Airdrops are one of the key reasons that the number of DeFi “users” keeps breaking records practically every day. They have become one of the most popular ways for platforms to thank users for their participation. Uniswap, the leading decentralized exchange in DeFi, was perhaps the biggest DeFi platform to do this.
On September 16, 2020, Uniswap announced the launch of its governance token UNI, and that it would retroactively distribute the token to users of the platform. Anyone who had interacted with the protocol prior to a snapshot taken on September 1, 2020 was eligible for the free money.
This included liquidity providers, traders, and holders of the SOCKS NFT, a non-fungible token backed by physical Uniswap-branded socks.
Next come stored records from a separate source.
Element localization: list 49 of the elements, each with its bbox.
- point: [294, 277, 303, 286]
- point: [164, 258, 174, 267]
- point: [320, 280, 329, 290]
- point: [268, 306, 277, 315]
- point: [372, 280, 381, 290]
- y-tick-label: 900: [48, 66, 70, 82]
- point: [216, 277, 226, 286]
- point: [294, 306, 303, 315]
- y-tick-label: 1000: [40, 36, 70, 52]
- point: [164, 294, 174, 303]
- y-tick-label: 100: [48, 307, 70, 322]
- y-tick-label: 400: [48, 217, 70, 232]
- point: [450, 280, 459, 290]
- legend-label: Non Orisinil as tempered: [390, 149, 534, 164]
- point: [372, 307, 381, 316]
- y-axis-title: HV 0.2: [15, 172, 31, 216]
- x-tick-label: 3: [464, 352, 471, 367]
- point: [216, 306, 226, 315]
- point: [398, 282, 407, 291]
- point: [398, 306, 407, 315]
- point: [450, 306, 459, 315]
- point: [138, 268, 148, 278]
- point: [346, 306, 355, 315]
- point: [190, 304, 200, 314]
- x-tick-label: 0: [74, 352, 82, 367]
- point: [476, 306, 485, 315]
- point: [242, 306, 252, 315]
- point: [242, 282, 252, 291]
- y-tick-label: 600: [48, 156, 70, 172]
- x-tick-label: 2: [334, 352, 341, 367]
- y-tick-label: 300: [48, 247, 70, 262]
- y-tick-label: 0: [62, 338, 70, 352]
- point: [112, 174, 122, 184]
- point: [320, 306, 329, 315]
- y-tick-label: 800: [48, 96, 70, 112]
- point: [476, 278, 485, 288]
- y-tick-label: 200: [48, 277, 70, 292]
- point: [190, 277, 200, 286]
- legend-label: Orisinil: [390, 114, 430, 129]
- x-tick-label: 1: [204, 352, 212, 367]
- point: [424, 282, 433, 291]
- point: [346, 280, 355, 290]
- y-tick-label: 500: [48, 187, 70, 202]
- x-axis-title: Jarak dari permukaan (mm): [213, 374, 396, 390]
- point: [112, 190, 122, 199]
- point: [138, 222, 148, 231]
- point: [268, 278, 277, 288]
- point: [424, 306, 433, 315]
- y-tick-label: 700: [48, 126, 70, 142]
This meant that most people could go to Uniswap, connect their Ethereum wallet, and collect 400 UNI tokens. At that time, that was roughly $1,200 in free money. Today, 400 UNI tokens will get you more than $10,400.
A crucial aspect of this airdrop was that it rewarded any wallet that had interacted with the protocol before the snapshot. That means if someone had traded or provided liquidity to Uniswap from more than one wallet, they would’ve enjoyed an even bigger bonus.
This feature, that of tapping several wallets to “use” a protocol, has become a key moment in changing how we should think of DeFi “users.”
Reacting to similar airdrop mechanisms, many traders quickly created multiple crypto wallets and began interacting with various DeFi protocols that hadn’t yet released a token.
Instead of speculating on the price of a token, now users were speculating on potential token drops.
Naturally, this created an incentive for every user to create a bunch of wallets, and it makes even clearer the fact that one user does not equal one wallet.
Before this behavior became mainstream amid the era of retroactive airdrops, the only real incentive to create multiple wallets was to improve privacy and security. One whale wallet is much easier to track (and potentially dox) than dozens of smaller wallets. I also know some folks use this technique to stay organized with designated wallets for specific types of activity.
This new multi-wallet tactic also gives platforms without a token an incentive to someday maybe drop a token as a means of attracting users. In 2021, it might actually be more advantageous to launch your product without a token, but use language like, “token likely coming in the future.”
In one particularly dastardly instance, even a VC fund was caught sybil-farming—the nerdy way to describe creating multiple wallets to reap a larger airdrop on a DeFi platform—a non-tokened project in which they had also invested.
Divergence Ventures got caught and it looked bad, because, well, everyone assumed they knew that a token was coming because they had also invested.
But in a Twitter thread, Divergence Ventures argued, “We are TINY investors in Ribbon - $25k in a round from January. We had NO insider information. We simply guessed there would be an airdrop.”
3/
In playing this game, we try many tactics, all the time. Most fail. This one "worked", and obviously worked in a relatively big way.
We are TINY investors in Ribbon - $25k in a round from January. We had NO insider information. We simply guessed there would be an airdrop.
— Divergence Ventures (@divdotvc) October 8, 2021
They also released further notes explaining how the fund works. It began with the following: “First, we farm EVERYTHING with the starting assumption that every project will do a [retroactive] airdrop. Because practically everyone does. Just recently we’ve seen multiple lists of possible airdrop projects go completely viral on Twitter. It’s an open secret.”
So, when you’re looking at bullish charts of growth in DeFi, specifically users, take it with a grain of salt. At press time, there are more than 3.6 million “total DeFi users,” according to data pulled from Dune Analytics.
Tomorrow, I’m sure it will be higher. Same with the next day. And on and on.
And of this ever-growing sum, how many do you think are the same person? More than half? A third?
But more importantly: does it matter?